Bunuel wrote:
7. Is x the square of an integer?
The question basically asks whether x is a perfect square (a perfect square, is an integer that is the square of an integer. For example 16=4^2, is a perfect square).
Perfect square always has even powers of its prime factors. The reverse is also true: if a number has even powers of its prime factors then it's a perfect square. For example: \(36=2^2*3^2\), powers of prime factors 2 and 3 are even.
(1) When x is divided by 12 the remainder is 6. Given that \(x=12q+6=6(2q+1)=2*3*(2q+1)\). Now, since 2q+1 is an odd number then the power of 2 in x will be odd (1), thus x cannot be a perfect square. Sufficient.

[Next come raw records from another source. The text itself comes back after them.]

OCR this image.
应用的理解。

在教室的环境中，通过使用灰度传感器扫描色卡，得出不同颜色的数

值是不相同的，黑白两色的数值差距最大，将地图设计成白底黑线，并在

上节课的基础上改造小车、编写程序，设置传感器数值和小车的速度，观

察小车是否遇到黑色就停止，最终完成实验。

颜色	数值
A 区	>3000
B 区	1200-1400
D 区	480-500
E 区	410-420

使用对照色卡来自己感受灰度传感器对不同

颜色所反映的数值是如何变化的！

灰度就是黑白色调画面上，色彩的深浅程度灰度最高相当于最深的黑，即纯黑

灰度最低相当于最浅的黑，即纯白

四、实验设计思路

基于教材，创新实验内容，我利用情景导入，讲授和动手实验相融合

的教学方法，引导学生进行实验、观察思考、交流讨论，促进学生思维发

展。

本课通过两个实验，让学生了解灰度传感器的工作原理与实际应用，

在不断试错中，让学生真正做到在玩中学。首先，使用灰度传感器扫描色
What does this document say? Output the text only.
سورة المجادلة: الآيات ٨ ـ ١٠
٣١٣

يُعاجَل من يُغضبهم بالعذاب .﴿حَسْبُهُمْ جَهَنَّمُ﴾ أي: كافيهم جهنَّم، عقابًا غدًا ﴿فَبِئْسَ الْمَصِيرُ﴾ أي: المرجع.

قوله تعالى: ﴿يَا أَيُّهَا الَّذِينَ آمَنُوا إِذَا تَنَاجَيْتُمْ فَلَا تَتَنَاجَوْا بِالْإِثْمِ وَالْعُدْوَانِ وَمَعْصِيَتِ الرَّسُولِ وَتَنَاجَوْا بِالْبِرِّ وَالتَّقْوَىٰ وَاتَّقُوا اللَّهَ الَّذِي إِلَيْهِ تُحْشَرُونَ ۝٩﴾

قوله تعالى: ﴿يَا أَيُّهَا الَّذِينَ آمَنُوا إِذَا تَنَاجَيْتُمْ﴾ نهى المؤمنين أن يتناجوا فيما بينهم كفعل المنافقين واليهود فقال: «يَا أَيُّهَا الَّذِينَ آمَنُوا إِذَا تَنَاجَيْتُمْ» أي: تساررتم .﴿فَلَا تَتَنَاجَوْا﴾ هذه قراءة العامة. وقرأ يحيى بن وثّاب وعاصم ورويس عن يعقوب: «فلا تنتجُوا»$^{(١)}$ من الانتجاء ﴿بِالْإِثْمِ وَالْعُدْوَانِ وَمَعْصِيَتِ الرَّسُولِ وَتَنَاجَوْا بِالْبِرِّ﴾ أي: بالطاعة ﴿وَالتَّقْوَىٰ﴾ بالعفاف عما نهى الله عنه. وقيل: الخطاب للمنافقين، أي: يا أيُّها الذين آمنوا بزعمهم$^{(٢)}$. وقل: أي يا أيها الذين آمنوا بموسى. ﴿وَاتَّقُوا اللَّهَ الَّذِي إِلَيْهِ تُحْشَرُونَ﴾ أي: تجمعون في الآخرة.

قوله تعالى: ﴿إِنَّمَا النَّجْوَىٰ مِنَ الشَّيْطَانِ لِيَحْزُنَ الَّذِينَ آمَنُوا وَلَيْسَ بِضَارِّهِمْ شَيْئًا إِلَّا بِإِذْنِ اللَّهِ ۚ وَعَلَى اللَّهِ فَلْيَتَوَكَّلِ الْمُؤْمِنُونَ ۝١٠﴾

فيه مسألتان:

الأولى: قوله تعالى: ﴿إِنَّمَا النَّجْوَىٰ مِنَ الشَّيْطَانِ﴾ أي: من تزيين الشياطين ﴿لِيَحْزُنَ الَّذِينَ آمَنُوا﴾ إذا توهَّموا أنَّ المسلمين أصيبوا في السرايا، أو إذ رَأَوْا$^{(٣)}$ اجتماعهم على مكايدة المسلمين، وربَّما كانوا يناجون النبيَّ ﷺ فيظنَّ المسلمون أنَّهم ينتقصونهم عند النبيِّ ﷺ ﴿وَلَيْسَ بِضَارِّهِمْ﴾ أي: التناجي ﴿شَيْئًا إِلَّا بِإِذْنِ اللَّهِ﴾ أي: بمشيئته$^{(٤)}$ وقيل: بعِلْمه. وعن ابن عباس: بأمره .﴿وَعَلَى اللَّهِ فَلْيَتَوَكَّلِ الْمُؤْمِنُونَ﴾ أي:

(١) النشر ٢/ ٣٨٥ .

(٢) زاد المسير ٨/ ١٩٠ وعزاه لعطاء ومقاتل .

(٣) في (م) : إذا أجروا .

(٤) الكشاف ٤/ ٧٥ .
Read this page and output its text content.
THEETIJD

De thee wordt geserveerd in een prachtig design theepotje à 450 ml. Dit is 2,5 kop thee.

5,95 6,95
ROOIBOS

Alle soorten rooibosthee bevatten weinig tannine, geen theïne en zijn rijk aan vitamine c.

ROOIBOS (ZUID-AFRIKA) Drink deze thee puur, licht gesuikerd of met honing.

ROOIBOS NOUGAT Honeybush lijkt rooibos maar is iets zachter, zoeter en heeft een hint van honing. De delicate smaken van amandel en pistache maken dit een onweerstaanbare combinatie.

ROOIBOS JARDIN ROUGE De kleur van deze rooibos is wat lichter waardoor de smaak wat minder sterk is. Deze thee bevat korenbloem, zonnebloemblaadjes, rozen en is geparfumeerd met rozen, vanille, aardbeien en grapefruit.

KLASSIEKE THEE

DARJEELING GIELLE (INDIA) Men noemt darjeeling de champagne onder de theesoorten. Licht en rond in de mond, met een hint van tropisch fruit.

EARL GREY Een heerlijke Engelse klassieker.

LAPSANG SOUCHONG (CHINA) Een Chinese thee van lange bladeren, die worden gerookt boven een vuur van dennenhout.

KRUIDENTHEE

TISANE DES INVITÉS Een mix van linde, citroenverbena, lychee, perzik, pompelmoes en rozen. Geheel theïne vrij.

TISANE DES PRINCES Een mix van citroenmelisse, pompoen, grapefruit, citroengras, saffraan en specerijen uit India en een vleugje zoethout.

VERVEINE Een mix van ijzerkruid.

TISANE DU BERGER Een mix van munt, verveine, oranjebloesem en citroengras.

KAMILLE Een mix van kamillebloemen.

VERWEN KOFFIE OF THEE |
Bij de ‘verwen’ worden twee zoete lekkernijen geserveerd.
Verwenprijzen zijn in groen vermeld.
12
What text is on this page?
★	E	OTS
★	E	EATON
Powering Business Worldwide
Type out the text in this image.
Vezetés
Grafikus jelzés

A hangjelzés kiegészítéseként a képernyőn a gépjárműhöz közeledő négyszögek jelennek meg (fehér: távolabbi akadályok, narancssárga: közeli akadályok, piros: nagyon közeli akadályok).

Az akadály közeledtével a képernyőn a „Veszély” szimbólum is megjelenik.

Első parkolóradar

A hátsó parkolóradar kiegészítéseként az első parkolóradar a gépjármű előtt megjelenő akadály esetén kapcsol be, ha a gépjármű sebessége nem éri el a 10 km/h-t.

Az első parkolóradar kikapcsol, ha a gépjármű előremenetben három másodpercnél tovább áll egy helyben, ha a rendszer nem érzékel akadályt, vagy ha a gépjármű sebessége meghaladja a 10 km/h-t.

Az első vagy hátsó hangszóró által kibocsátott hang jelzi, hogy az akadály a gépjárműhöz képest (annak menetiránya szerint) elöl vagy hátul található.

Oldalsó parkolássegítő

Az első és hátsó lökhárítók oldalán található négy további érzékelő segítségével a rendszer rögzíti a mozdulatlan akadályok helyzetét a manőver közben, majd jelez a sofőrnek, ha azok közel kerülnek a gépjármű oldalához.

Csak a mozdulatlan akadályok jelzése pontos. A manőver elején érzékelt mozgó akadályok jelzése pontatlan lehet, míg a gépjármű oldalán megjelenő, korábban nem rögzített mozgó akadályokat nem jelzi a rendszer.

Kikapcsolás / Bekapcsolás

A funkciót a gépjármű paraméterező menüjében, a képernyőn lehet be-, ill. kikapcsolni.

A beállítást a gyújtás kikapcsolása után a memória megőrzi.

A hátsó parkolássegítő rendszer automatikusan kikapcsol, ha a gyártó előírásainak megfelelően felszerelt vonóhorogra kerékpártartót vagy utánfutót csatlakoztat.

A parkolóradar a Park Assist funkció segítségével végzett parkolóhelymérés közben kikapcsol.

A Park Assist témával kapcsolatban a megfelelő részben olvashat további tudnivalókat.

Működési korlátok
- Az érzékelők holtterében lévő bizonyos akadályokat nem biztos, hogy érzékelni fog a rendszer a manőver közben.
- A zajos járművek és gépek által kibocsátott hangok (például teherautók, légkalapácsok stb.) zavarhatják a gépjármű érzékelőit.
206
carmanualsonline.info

(2) When x is divided by 14 the remainder is 2. Given that \(x=14p+2\). So, x could be 2, 16, 30, ... Thus, x may or may not be a perfect square. Not sufficient.
Answer: A.
first and foremost, thanks for this problem set. it's helped me immenselyCan you offer more explanation on St. (1) and St. (2), specifically:
St. (1): which portion of the equation represents any specific "power" that is distributed to 2 ? All I can gather is that 2 will be multiplied by 3 (odd) and then multiplied by some odd number (2q + 1). In effect you are multiplying an even (6) by some odd number. How does this tell us the power that 2 is raised to?
Example:
x = 2*3*[2*2 +1) = 18
Prime factors of 18 = 2^1 and 3^2. How does the equation (2q+1) ensure that 2 will always be raised to an odd power?
St. (2): Does it make sense/is it possible to break it out in similar fashion as you did to statement 1? x = 2(7p+1) ? The (7p+1) could yield an odd or even number, depending on what q is (as displayed in your example).
Also, what program do you use for equation writing?